Tuesday, March 29, 2005

Mine Eyes

I have seen Him in the watch fires of a hundred circling camps;
They have builded Him an altar in the evening dews and damps;
I can read His righteous sentence by the dim and flaring lamps;
His day is marching on.

No, not a spoiler passage from the new Harry Potter, a lyric from The Battle Hymn of the Republic, a song I found in the missal at Mass this past Easter weekend. Yes, I went to church. I had not been in over a year. Before college, I missed Mass only a handful of times. Now I am absent and church politics give me reason enough not to return. This weekend I decided to join my family, but instead of sitting with them in the main hall and putting on appearances for the other families, I sat in the last row of the chapel. It has a view of altar "stage-right" when the stained glass is cranked open. I felt more comfortable back there, and it was a good spot to view it all from in my jeans.

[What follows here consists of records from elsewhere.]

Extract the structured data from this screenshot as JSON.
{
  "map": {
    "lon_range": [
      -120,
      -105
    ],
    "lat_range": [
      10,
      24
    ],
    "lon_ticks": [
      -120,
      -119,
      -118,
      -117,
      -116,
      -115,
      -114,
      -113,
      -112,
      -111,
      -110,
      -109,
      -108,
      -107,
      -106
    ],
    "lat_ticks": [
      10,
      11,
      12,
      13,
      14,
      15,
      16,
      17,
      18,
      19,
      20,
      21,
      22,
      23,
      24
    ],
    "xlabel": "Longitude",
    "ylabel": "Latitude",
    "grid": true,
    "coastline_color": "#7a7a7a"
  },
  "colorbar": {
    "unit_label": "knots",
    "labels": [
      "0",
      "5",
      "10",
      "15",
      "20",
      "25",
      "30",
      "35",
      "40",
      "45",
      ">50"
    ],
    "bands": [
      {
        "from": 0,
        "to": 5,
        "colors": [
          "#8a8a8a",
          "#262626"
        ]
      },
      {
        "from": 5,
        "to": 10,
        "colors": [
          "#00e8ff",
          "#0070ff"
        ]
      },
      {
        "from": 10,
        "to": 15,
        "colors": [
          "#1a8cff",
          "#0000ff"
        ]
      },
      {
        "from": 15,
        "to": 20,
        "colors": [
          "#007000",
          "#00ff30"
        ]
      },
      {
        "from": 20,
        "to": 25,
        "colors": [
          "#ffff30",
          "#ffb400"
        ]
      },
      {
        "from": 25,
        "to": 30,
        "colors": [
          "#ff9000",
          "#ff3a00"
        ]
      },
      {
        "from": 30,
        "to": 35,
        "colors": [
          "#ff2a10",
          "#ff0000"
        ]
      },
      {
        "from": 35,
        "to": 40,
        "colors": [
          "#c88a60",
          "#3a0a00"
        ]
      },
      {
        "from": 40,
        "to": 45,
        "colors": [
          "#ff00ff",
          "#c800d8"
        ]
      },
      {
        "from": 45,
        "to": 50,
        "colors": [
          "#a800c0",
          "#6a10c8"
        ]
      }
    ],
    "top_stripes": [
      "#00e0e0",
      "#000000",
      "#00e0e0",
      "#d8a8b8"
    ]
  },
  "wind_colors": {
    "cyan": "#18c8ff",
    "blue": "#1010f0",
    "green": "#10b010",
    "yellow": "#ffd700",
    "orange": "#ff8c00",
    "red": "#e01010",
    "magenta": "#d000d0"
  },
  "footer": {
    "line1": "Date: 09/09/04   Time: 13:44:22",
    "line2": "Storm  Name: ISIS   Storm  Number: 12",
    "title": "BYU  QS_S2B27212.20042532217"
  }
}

Now when I go to church, its hard to see beyond the symbology and performance of people coming to see and be seen. Its strange because I still consider myself a religious person. I believe in a higher power. I pray. But the rhetoric of the church, like the fear instilled from the song lines above, feels misplaced. Thats not my faith. Thats not how I want it translated. I guess it would be exciting if Mass were like the song above, but a parking lot full of SUVs hardly feels like a hundred circling camps.

I originally stopped going to church because I didn't like the idea that I had to go. I wanted to wait until I wanted to, when it would have meaning for me again. As my days go marching on, I am not sure it ever will.


Blogger Ms. NOLA said...

It's sad to see the misappropriation of faith. When I was in high school, my religion teacher said we shouldn't abandon the church because of it's faults. Rather, we should stay in and fight to make those changes. His logic: why throw out the baby with the bath water?

But as a feminist, I can't see how one can reconcile with staunch hypocracies like the Catholic church's positions on women, reproductive rights (an issue for men and women) and homosexuals, among others. I don't like being a part of a community that rejects my issues at face value, rather than considering them the way I grappled with ideas like faith as a child.

Maybe at the heart of this is the imagery and iconography of violence and warfare. Notions of hell overwhelm the work of social justice. How can this change?

Tue Mar 29, 12:50:00 PM  
Blogger R J Keefe said...

It not only can change, it will inevitably change. One's only hope - not backed up by history, I'm afraid to say - is that change will not be accompanied by violence.

Tue Mar 29, 03:22:00 PM  
Anonymous Mr. Nola said...

I'm glad you included this... I know most of the words to all five verses of the battle hymn of the republic, but I always forget the variations on "His Truth is marching on..." such as "His day is marching on"

Tue Mar 29, 04:14:00 PM  
Anonymous Anonymous said...

(Wouldn't the masculine form be Mr. Nolo or Mr. Nole?)

From Carly Simon to Battle Hymns, we'll have to swap ipods.